Plakatierte Propaganda: „Gegen England“

Bergedorfer Zeitung, 27. März 1918

Der Sinn der „Gegen England“ gerichteten Plakatkampagne mit kostenloser Abgabe  erschließt sich erst aus dem Text des bei der Hamburger Kunstdruckerei Mühlmeister & Johler hergestellten Blattes (Link zur Abbildung – die Vergrößerung benötigt eine lange Ladezeit), das nur den Vers eines ansonsten eher unbekannten Poeten namens Fritz v. Briesen wiedergab:

 

Gegen England
Der Brite sucht, im off’nen Kampf geschlagen,
Bezahlte Zwietracht uns ins Land zu tragen.
So zeigt dem Weltverführer es aufs neue:
Die stärkste Macht der Welt ist Deutsche Treue!
Fritz v. Briesen

Na, dann war ja eigentlich alles gut: England hatte man besiegt, und seinem Versuch, durch bezahlte Agenten die Deutschen zu spalten, sollte die Deutsche Treue den Weg versperren. Doch das war schiere Propaganda, die da in Bergedorfs Straßenbild einziehen sollte:

„Der Brite … im Kampf geschlagen“ – das deutsche Heer hatte bei der Frühjahrsoffensive 1918 im Westen durchaus Geländegewinne zu verzeichnen und „an der ‚Heimatfront‘ entstand der fatale Eindruck, Deutschland stehe kurz vor dem Sieg, während es tatsächlich immer näher an den Rand der Niederlage heranrückte.“ (Herfried Münkler, S. 701) Die reale Lage wurde der Bevölkerung verborgen, denn die Zeitungen durften nur die offiziellen Verlautbarungen aus dem „Großen Hauptquartier“ und andere offiziöse Texte drucken, und die sollten die Siegesgewissheit stärken, ebenso der nun plakatierte Vers – aber geschlagen war „der Brite“ eben nicht.

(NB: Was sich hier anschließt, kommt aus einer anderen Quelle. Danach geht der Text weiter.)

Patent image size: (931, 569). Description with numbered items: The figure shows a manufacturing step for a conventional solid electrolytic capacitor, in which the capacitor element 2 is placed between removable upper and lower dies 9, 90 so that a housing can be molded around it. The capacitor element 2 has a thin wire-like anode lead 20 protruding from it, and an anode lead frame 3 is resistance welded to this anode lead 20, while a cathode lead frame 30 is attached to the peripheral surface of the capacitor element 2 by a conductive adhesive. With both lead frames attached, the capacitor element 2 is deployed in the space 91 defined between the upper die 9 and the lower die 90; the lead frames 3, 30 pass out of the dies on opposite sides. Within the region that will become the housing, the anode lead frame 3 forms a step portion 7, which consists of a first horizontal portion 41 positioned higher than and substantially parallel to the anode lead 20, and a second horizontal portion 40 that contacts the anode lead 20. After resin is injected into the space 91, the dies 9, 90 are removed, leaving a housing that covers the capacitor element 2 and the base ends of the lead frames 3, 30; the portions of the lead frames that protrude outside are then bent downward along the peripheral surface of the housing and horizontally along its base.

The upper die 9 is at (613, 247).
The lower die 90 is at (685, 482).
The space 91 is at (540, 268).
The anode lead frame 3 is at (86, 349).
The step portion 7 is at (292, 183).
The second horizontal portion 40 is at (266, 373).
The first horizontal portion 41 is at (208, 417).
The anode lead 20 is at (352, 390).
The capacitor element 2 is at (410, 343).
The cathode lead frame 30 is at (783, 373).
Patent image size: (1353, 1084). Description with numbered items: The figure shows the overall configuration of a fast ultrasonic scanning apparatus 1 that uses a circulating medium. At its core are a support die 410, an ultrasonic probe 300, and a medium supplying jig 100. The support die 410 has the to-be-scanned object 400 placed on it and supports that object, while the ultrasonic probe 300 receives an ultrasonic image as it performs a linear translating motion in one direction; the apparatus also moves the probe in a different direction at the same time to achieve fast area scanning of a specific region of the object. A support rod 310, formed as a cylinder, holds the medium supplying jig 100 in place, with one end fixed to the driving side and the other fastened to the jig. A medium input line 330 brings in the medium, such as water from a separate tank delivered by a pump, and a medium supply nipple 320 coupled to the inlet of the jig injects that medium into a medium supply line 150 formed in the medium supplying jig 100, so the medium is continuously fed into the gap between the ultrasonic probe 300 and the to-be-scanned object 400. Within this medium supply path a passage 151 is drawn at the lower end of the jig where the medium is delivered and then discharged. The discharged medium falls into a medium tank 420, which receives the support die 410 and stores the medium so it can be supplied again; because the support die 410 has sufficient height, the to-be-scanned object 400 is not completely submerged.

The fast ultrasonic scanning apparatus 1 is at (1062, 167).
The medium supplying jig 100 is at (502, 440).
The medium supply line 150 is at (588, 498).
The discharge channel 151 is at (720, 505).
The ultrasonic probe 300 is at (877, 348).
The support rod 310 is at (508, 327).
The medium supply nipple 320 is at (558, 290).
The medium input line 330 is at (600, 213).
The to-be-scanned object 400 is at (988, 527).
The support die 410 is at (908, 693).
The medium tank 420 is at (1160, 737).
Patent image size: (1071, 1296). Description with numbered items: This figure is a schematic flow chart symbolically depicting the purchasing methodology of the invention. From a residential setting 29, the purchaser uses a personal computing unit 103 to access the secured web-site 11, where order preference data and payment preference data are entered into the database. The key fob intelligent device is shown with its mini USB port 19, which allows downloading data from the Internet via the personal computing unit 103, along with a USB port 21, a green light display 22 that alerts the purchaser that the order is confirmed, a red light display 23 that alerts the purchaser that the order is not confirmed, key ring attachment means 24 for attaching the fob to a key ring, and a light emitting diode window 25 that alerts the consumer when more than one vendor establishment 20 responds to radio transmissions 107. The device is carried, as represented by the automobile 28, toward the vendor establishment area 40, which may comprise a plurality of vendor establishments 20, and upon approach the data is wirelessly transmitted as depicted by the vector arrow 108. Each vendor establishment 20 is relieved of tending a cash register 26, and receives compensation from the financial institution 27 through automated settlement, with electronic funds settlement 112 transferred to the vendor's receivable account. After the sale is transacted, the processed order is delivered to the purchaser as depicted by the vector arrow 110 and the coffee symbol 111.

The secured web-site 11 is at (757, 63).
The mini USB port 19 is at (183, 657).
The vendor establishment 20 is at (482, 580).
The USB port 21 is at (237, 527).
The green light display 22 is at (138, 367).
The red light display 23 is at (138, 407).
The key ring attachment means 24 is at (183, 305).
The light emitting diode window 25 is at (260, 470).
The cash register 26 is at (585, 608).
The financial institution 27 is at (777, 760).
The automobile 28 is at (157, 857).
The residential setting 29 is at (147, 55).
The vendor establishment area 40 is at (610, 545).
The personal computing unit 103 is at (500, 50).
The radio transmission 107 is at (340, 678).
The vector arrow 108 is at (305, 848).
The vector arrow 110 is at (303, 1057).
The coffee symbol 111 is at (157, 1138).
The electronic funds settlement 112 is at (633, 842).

Bergedorfer Zeitung, 11. März 1918

„Bezahlte Zwietracht“ – das passt zu den vier Anzeigen, die der stellvertretende kommandierende General v. Falk zwischen Februar und April in die Zeitungen setzen ließ: er wusste „von englischer oder amerikanischer Seite besoldete Agenten“ (BZ vom 18. Februar 1918) am Werk, deren Ziel die „Aufhetzung der Arbeiterschaft zum Streik, namentlich … Verteilung von Flugblättern“ war – in einer der Anzeigen hieß es „zum Streik oder zur Revolution“ (BZ vom 6. März 1918). V. Falk reagierte damit auf die massiven Streiks auf den Hamburger Werften im Januar 1918 (siehe hierzu Volker Ullrich), in deren Folge er alle Werftarbeiter (vorübergehend) unter Militärrecht stellte und vor eigens geschaffenen „Kriegszustandsgerichten“ 52 Angeklagte zu hohen Zuchthaus- und Gefängnisstrafen verurteilen ließ (siehe auch BZ vom 4. März 1918). Die ausgesetzte Belohnung von zuletzt 36.000 Mark (BZ vom 23. April 1918) musste er wohl nicht auszahlen – sonst hätte es sicher eine diesbezügliche Erfolgsmeldung gegeben. War der Unmut unter den Werftarbeitern so groß, dass es keiner Intervention von außen und keiner Bezahlung bedurft hatte?